We have discovered previously that heterochromatin can promote its own assembly in a self-templating manner, leading to epigenetic inheritance of silenced chromatin state in cis through mitosis and meiosis1. Moreover, our work has revealed that the ability of Clr4 to both catalyze H3K9 methylation (“write”) and bind to H3K9me (“read”) is critical for the inheritance of heterochromatin2. However, how epigenetic memory (such as H3K9me) is transmitted to sister chromatids through replication was not known3. By performing a genetic screen for factors uniquely required for heterochromatin inheritance, rather than for de novo assembly, we have identified factors that suppresses turnover of “old” parental histones, particularly in dividing cells, to facilitate epigenetic transmission of heterochromatin. These factors also suppress histone turnover at several euchromatic loci to prevent R-loop formation, ensuring proper replication progression. Our work reveals that suppression of nucleosome turnover is critical to heterochromatin inheritance, and prevents the formation of structural barriers that impede replication at fragile sites. Our recent work on the assembly and maintenance of heterochromatin structures will be presented.

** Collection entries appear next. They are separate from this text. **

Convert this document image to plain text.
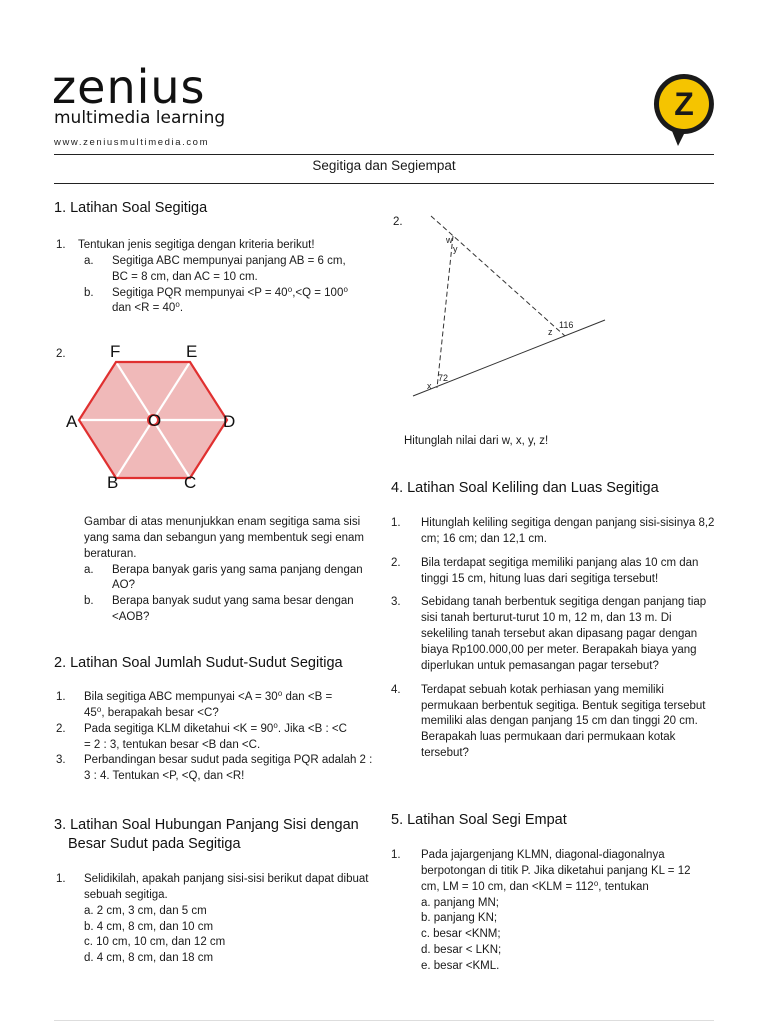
zenius
multimedia learning
www.zeniusmultimedia.com
Z
Segitiga dan Segiempat
1. Latihan Soal Segitiga
1. Tentukan jenis segitiga dengan kriteria berikut!
a. Segitiga ABC mempunyai panjang AB = 6 cm,
BC = 8 cm, dan AC = 10 cm.
b. Segitiga PQR mempunyai <P = 40⁰,<Q = 100⁰
dan <R = 40⁰.
2.	F	E
A	O	D
B	C
Gambar di atas menunjukkan enam segitiga sama sisi
yang sama dan sebangun yang membentuk segi enam
beraturan.
a. Berapa banyak garis yang sama panjang dengan
AO?
b. Berapa banyak sudut yang sama besar dengan
<AOB?
2. Latihan Soal Jumlah Sudut-Sudut Segitiga
1. Bila segitiga ABC mempunyai <A = 30⁰ dan <B =
45⁰, berapakah besar <C?
2. Pada segitiga KLM diketahui <K = 90⁰. Jika <B : <C
= 2 : 3, tentukan besar <B dan <C.
3. Perbandingan besar sudut pada segitiga PQR adalah 2 :
3 : 4. Tentukan <P, <Q, dan <R!
3. Latihan Soal Hubungan Panjang Sisi dengan
Besar Sudut pada Segitiga
1. Selidikilah, apakah panjang sisi-sisi berikut dapat dibuat
sebuah segitiga.
a. 2 cm, 3 cm, dan 5 cm
b. 4 cm, 8 cm, dan 10 cm
c. 10 cm, 10 cm, dan 12 cm
d. 4 cm, 8 cm, dan 18 cm
2.
w
y
z
116
x
72
Hitunglah nilai dari w, x, y, z!
4. Latihan Soal Keliling dan Luas Segitiga
1. Hitunglah keliling segitiga dengan panjang sisi-sisinya 8,2
cm; 16 cm; dan 12,1 cm.
2. Bila terdapat segitiga memiliki panjang alas 10 cm dan
tinggi 15 cm, hitung luas dari segitiga tersebut!
3. Sebidang tanah berbentuk segitiga dengan panjang tiap
sisi tanah berturut-turut 10 m, 12 m, dan 13 m. Di
sekeliling tanah tersebut akan dipasang pagar dengan
biaya Rp100.000,00 per meter. Berapakah biaya yang
diperlukan untuk pemasangan pagar tersebut?
4. Terdapat sebuah kotak perhiasan yang memiliki
permukaan berbentuk segitiga. Bentuk segitiga tersebut
memiliki alas dengan panjang 15 cm dan tinggi 20 cm.
Berapakah luas permukaan dari permukaan kotak
tersebut?
5. Latihan Soal Segi Empat
1. Pada jajargenjang KLMN, diagonal-diagonalnya
berpotongan di titik P. Jika diketahui panjang KL = 12
cm, LM = 10 cm, dan <KLM = 112⁰, tentukan
a. panjang MN;
b. panjang KN;
c. besar <KNM;
d. besar < LKN;
e. besar <KML.
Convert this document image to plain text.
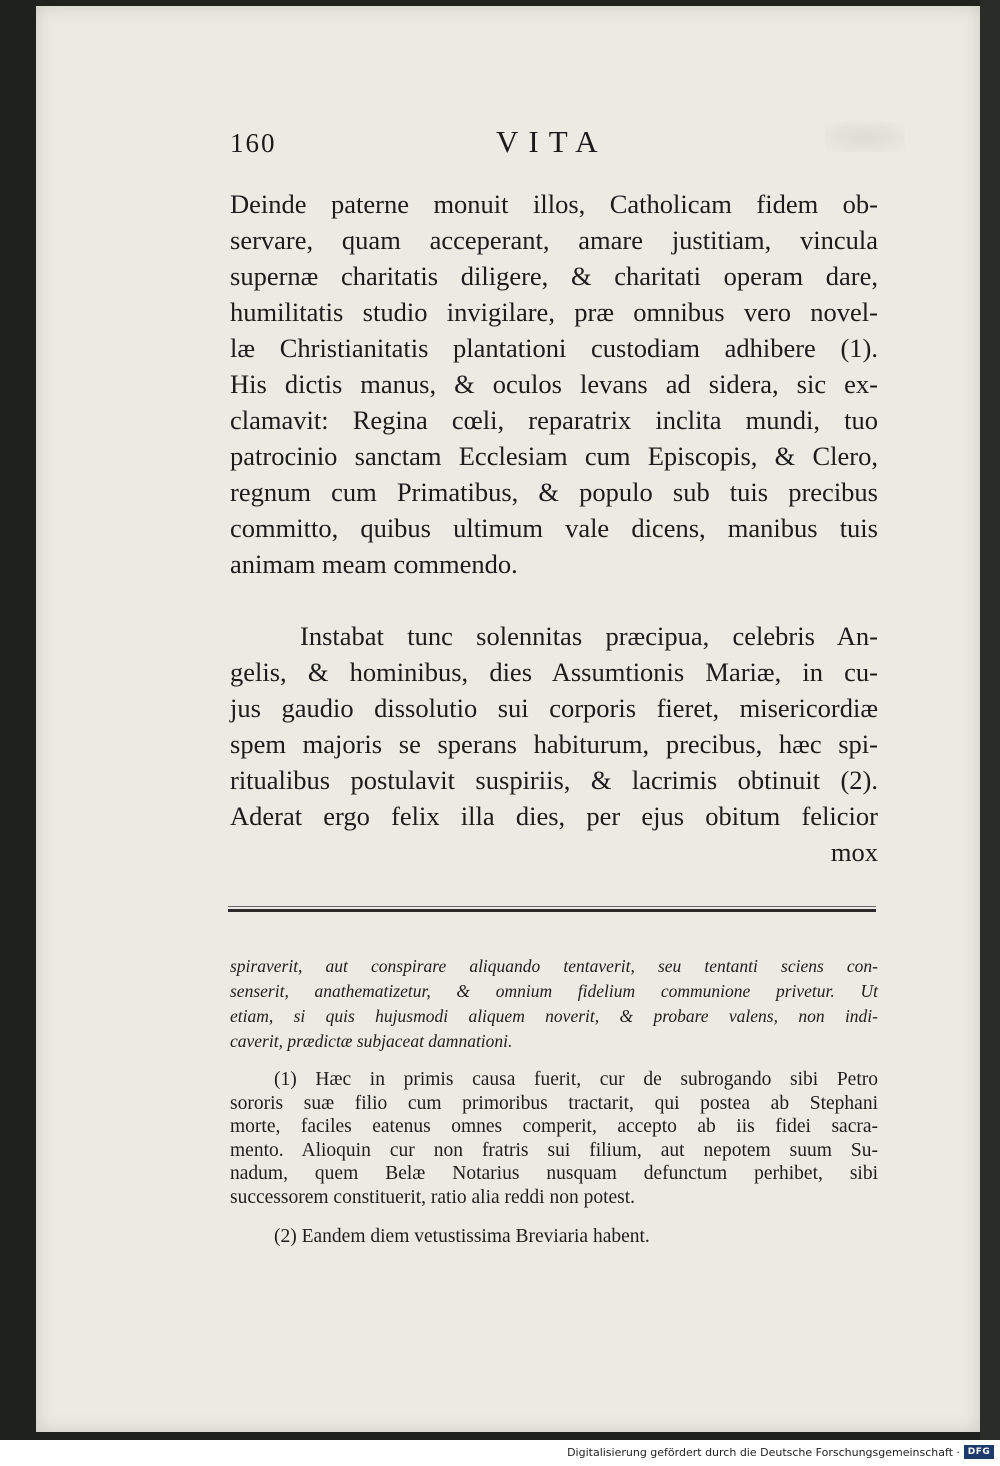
160	VITA
Deinde paterne monuit illos, Catholicam fidem ob-
servare, quam acceperant, amare justitiam, vincula
supernæ charitatis diligere, & charitati operam dare,
humilitatis studio invigilare, præ omnibus vero novel-
læ Christianitatis plantationi custodiam adhibere (1).
His dictis manus, & oculos levans ad sidera, sic ex-
clamavit: Regina cœli, reparatrix inclita mundi, tuo
patrocinio sanctam Ecclesiam cum Episcopis, & Clero,
regnum cum Primatibus, & populo sub tuis precibus
committo, quibus ultimum vale dicens, manibus tuis
animam meam commendo.
Instabat tunc solennitas præcipua, celebris An-
gelis, & hominibus, dies Assumtionis Mariæ, in cu-
jus gaudio dissolutio sui corporis fieret, misericordiæ
spem majoris se sperans habiturum, precibus, hæc spi-
ritualibus postulavit suspiriis, & lacrimis obtinuit (2).
Aderat ergo felix illa dies, per ejus obitum felicior
mox
spiraverit, aut conspirare aliquando tentaverit, seu tentanti sciens con-
senserit, anathematizetur, & omnium fidelium communione privetur. Ut
etiam, si quis hujusmodi aliquem noverit, & probare valens, non indi-
caverit, prædictæ subjaceat damnationi.
(1) Hæc in primis causa fuerit, cur de subrogando sibi Petro
sororis suæ filio cum primoribus tractarit, qui postea ab Stephani
morte, faciles eatenus omnes comperit, accepto ab iis fidei sacra-
mento. Alioquin cur non fratris sui filium, aut nepotem suum Su-
nadum, quem Belæ Notarius nusquam defunctum perhibet, sibi
successorem constituerit, ratio alia reddi non potest.
(2) Eandem diem vetustissima Breviaria habent.
Digitalisierung gefördert durch die Deutsche Forschungsgemeinschaft · DFG
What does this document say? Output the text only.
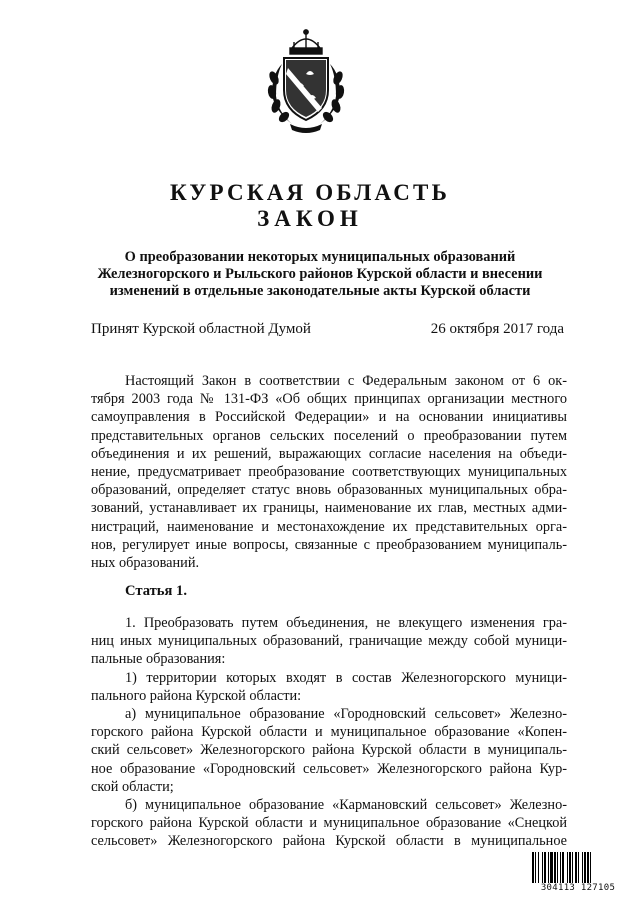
КУРСКАЯ ОБЛАСТЬ
ЗАКОН
О преобразовании некоторых муниципальных образований
Железногорского и Рыльского районов Курской области и внесении
изменений в отдельные законодательные акты Курской области
Принят Курской областной Думой	26 октября 2017 года
Настоящий Закон в соответствии с Федеральным законом от 6 ок-
тября 2003 года № 131-ФЗ «Об общих принципах организации местного
самоуправления в Российской Федерации» и на основании инициативы
представительных органов сельских поселений о преобразовании путем
объединения и их решений, выражающих согласие населения на объеди-
нение, предусматривает преобразование соответствующих муниципальных
образований, определяет статус вновь образованных муниципальных обра-
зований, устанавливает их границы, наименование их глав, местных адми-
нистраций, наименование и местонахождение их представительных орга-
нов, регулирует иные вопросы, связанные с преобразованием муниципаль-
ных образований.
Статья 1.
1. Преобразовать путем объединения, не влекущего изменения гра-
ниц иных муниципальных образований, граничащие между собой муници-
пальные образования:
1) территории которых входят в состав Железногорского муници-
пального района Курской области:
а) муниципальное образование «Городновский сельсовет» Железно-
горского района Курской области и муниципальное образование «Копен-
ский сельсовет» Железногорского района Курской области в муниципаль-
ное образование «Городновский сельсовет» Железногорского района Кур-
ской области;
б) муниципальное образование «Кармановский сельсовет» Железно-
горского района Курской области и муниципальное образование «Снецкой
сельсовет» Железногорского района Курской области в муниципальное
304113 127105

1 . Hall, I. M., Grewal, S. I. S. et al. Establishment and maintenance of a heterochromatin domain. Science 297, 2232-2237 (2002).
2 . Zhang, K., Mosch, K., Fischle, W. & Grewal, S. I. S. Roles of the Clr4 methyltransferase complex in nucleation, spreading and maintenance of heterochromatin. Nat. Struct. Mol. Biol. 1 . , 381-388 (2008).
3 . Taneja, N., Zofall, M., Balachandran, V., Thillainadesan, G., Sugiyama, T., Wheeler, D., Zhou, M., and Grewal, S.I.S. (2017). SNF2 family protein Fft3 suppresses nucleosome turnover to promote epigenetic inheritance and proper replication. Mol. Cell 66: 50-62.